Despite the containment of the coronavirus pandemic nationwide, South Korea, Asia’s fourth-largest economy, is still sitting on an economic powder keg, high-ranking officials of credit rating agency S&P Global Ratings said on Oct. 15.
While Korea and other Asia-Pacific economies are seeing a relatively swift recovery from the COVID-19 pandemic thanks to timely policies and boosted trade, they appear to be far off from pre-COVID levels, Shaun Roache, chief Asia-Pacific economist at S&P Global Ratings, said in a teleconference.
To Korea, employment mattered the most.
“Korea is one of the best-performing economies in the world. ... But Korea will still be in a deep recession. And it would be many years before employment in Korea gets back to where it would have been without COVID,” he said.
Roache cited a comparatively high proportion of jobs in service sectors -- mostly part-time -- that are largely prone to the COVID-19 fallout, such as retail, accommodation and food services.
“Waves of infection will continue to emerge, will affect the service sector industries and will dampen hiring,” he said.
He added that the trend toward job losses among part-timers, while few full-time positions were lost, illustrated the polarized nature of the Korean labor market.
This shows that Korea is not immune to the prolonged effects of the pandemic on the economies in the Asia-Pacific region.
“Some hard work lies ahead for Asia-Pacific,” Roache said. “We expect it to take years, not months, for economies to fully recover.
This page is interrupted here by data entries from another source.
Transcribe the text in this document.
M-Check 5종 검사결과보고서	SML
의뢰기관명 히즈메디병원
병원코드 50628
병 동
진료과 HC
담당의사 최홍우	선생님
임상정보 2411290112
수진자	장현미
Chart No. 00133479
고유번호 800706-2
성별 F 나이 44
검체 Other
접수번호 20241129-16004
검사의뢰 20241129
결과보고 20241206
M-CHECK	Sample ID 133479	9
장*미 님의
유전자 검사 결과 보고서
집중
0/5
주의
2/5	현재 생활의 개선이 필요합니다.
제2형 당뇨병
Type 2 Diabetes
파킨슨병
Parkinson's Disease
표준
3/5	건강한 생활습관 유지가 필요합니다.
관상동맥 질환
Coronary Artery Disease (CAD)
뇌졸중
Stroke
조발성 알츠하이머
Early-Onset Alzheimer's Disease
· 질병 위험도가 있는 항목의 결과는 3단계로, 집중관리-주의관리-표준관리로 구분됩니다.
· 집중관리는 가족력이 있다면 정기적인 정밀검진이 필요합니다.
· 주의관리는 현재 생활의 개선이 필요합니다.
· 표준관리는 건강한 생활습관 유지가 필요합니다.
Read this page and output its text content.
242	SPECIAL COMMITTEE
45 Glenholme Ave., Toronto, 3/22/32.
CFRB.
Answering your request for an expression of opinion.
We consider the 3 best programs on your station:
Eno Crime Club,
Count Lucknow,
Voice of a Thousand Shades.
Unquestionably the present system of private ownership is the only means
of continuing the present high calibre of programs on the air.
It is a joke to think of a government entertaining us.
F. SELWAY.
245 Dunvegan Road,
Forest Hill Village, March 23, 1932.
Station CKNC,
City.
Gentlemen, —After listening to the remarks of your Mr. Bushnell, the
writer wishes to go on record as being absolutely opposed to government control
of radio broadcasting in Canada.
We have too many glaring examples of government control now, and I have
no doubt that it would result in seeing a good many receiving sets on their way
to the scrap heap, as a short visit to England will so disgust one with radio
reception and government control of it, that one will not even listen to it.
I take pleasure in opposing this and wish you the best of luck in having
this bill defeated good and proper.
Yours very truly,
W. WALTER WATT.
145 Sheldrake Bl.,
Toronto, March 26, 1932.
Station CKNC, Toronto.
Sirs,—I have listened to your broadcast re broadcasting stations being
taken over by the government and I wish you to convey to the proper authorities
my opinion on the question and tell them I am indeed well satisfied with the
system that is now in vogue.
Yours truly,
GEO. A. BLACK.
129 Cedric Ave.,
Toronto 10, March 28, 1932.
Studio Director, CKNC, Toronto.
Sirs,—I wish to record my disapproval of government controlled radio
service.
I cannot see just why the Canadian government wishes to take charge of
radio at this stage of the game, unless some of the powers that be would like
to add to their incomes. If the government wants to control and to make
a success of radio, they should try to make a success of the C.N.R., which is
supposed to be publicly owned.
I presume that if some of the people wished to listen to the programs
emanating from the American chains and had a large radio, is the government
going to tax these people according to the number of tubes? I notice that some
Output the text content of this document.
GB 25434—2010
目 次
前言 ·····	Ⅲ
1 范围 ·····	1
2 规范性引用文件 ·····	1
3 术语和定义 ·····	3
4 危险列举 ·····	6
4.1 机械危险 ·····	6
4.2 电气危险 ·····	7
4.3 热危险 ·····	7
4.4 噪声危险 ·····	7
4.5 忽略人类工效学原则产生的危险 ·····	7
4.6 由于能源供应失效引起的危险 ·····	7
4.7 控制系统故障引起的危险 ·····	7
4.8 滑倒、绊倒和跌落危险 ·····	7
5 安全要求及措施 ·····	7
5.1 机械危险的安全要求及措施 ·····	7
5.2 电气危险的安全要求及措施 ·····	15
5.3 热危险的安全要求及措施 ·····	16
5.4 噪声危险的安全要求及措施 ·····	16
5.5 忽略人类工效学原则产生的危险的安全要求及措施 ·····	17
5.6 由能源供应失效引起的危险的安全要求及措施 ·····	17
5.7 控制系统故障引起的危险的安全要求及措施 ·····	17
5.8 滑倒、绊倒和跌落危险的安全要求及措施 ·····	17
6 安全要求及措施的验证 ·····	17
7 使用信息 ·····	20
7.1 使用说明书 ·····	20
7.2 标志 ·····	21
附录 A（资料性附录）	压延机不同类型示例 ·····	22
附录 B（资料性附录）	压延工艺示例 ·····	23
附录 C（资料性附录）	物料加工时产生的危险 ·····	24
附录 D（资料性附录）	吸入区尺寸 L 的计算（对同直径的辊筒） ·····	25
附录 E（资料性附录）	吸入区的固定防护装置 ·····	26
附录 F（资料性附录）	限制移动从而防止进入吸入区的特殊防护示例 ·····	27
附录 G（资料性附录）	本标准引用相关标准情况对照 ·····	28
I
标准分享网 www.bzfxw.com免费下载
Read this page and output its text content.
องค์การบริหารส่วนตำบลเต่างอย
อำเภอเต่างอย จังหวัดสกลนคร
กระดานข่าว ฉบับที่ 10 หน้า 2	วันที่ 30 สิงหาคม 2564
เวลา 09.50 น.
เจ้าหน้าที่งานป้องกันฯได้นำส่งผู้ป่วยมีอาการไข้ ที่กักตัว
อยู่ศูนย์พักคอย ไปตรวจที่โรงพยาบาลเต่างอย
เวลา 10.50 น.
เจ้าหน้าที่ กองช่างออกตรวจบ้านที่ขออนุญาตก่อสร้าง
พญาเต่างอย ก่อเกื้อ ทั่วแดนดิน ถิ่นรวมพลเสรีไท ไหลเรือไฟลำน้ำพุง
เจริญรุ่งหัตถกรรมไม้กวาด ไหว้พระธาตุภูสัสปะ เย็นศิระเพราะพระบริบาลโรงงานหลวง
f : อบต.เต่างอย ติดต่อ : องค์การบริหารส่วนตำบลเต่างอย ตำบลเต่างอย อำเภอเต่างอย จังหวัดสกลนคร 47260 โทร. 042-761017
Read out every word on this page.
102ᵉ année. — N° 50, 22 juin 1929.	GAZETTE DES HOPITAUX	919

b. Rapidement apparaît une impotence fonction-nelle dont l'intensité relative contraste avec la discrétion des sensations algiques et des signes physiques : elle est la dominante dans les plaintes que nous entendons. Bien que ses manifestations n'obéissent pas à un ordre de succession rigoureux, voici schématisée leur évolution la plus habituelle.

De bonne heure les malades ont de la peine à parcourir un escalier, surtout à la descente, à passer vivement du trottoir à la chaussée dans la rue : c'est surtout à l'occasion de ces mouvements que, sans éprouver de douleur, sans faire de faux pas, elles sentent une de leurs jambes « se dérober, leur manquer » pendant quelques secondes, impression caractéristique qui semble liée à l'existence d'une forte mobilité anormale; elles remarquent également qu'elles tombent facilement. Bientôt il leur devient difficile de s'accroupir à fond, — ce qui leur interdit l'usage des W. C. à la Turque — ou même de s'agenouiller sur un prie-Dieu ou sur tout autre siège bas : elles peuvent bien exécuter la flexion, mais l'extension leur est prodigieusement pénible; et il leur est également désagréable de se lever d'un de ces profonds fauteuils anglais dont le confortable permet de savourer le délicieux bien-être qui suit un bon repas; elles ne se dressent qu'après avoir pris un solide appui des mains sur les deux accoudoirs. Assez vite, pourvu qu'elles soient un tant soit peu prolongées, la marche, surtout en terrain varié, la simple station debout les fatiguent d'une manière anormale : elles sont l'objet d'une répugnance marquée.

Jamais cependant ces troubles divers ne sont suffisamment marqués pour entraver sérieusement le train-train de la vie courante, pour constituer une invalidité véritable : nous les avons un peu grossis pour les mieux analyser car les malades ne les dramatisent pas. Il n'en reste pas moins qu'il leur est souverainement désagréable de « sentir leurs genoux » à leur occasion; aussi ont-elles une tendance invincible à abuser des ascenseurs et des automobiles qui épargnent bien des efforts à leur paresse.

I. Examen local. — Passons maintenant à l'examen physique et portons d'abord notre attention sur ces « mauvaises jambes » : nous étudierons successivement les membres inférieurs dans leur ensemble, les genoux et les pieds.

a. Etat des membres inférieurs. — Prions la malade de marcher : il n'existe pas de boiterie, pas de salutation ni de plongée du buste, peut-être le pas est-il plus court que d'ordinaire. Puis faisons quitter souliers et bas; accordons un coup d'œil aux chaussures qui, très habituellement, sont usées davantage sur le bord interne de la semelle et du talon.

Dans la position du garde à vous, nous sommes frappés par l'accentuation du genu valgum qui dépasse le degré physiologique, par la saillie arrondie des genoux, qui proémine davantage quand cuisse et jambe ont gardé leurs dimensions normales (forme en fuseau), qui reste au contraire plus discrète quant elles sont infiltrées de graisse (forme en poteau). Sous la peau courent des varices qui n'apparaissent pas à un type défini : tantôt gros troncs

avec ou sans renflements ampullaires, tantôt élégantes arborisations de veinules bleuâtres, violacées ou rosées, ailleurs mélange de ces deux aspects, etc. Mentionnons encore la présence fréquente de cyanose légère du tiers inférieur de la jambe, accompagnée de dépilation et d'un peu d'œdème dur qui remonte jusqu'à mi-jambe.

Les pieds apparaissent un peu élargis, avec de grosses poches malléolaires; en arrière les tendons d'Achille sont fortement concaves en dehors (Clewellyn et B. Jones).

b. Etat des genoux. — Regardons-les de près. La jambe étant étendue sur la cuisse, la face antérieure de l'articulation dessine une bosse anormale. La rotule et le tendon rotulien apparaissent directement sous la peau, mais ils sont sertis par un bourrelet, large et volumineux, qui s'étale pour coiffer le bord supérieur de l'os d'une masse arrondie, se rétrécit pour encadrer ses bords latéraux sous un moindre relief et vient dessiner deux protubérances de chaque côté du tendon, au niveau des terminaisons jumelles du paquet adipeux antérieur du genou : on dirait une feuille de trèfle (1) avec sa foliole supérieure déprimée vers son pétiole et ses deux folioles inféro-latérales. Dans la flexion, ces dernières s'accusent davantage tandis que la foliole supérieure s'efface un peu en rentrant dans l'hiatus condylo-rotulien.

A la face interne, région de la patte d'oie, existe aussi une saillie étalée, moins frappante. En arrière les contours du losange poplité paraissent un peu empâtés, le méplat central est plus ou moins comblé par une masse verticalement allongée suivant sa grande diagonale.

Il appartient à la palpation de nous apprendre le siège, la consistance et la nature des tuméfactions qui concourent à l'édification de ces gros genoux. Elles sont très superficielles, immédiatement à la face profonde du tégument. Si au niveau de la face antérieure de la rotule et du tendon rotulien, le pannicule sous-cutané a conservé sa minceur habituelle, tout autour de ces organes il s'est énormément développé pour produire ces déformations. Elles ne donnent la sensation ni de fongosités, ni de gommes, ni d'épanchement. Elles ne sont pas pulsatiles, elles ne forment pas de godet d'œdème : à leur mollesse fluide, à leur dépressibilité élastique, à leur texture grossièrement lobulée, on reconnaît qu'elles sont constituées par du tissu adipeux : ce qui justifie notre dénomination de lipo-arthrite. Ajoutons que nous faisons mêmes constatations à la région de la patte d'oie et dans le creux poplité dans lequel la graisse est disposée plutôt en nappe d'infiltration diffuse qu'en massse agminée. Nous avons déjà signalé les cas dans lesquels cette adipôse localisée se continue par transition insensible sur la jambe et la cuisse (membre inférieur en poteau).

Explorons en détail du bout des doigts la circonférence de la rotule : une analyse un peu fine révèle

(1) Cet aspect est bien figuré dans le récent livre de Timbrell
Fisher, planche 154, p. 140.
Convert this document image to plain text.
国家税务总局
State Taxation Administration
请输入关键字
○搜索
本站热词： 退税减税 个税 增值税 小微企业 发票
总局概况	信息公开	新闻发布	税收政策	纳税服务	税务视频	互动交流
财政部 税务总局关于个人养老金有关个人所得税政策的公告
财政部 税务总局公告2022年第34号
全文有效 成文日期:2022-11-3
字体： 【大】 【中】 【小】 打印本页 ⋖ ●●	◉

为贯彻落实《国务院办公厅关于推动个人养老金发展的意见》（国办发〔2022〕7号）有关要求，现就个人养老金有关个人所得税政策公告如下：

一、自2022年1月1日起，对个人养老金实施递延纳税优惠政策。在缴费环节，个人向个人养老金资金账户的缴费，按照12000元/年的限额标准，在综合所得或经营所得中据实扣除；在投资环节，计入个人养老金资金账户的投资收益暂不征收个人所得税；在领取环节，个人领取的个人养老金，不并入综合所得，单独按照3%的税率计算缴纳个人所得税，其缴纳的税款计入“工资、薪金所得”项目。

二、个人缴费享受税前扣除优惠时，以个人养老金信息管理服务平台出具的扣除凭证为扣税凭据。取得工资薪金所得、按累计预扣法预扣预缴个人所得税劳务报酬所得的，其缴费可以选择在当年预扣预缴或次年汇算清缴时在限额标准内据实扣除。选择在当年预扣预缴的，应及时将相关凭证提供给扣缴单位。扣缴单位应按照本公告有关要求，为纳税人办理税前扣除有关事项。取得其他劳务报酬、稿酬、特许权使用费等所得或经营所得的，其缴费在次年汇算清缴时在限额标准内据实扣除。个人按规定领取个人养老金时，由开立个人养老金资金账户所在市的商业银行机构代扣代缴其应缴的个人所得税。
What this means is consumption is going to remain still weak in many places as wages remain fairly soft, and that will mean inflation is going to remain low.”
S&P Global Ratings Senior Director Kim Eng Tan, in charge of Sovereign and International Public Finance Ratings, said Korea had room for more fiscal engagement to ward off risk factors, such as the fast pace at which its population was aging and the lingering geopolitical uncertainties.
“The long-term trend affecting the Korean economy in the future may need more fiscal outlay, such as the rapidly aging population as well as the potential instability on the Korean Peninsula,” Tan said.
This stems from “a great deal of fiscal flexibility” on the part of the Korean government, as the damage done to the national economy is relatively small with the infection rates under control, he added.
As for the current government debt level, Korea remains consistent and transparent in its ability to keep it at a manageable level, which is supportive of its AA credit rating.
However, the Korean government’s latest pledge to keep its debt level under control starting in 2025 is not a point of consideration for its current credit rating.
This comes against the backdrop of the government plans to limit the nation’s debt-to-GDP ratio to no more than 60 percent and its consolidated fiscal deficit to no more than 3 percent from 2025. Korea expects its debt-to-GDP ratio to reach 58.6 percent in 2024, compared with below 40 percent before the pandemic.
“We have seen similar guidelines in other countries, and when the governments reached such (deadlines) ... sometimes they do not respect it and sometimes they changed the law,” he said.
The media event took place before the webinar event co-hosted with the Korea Center for International Finance on Oct. 15.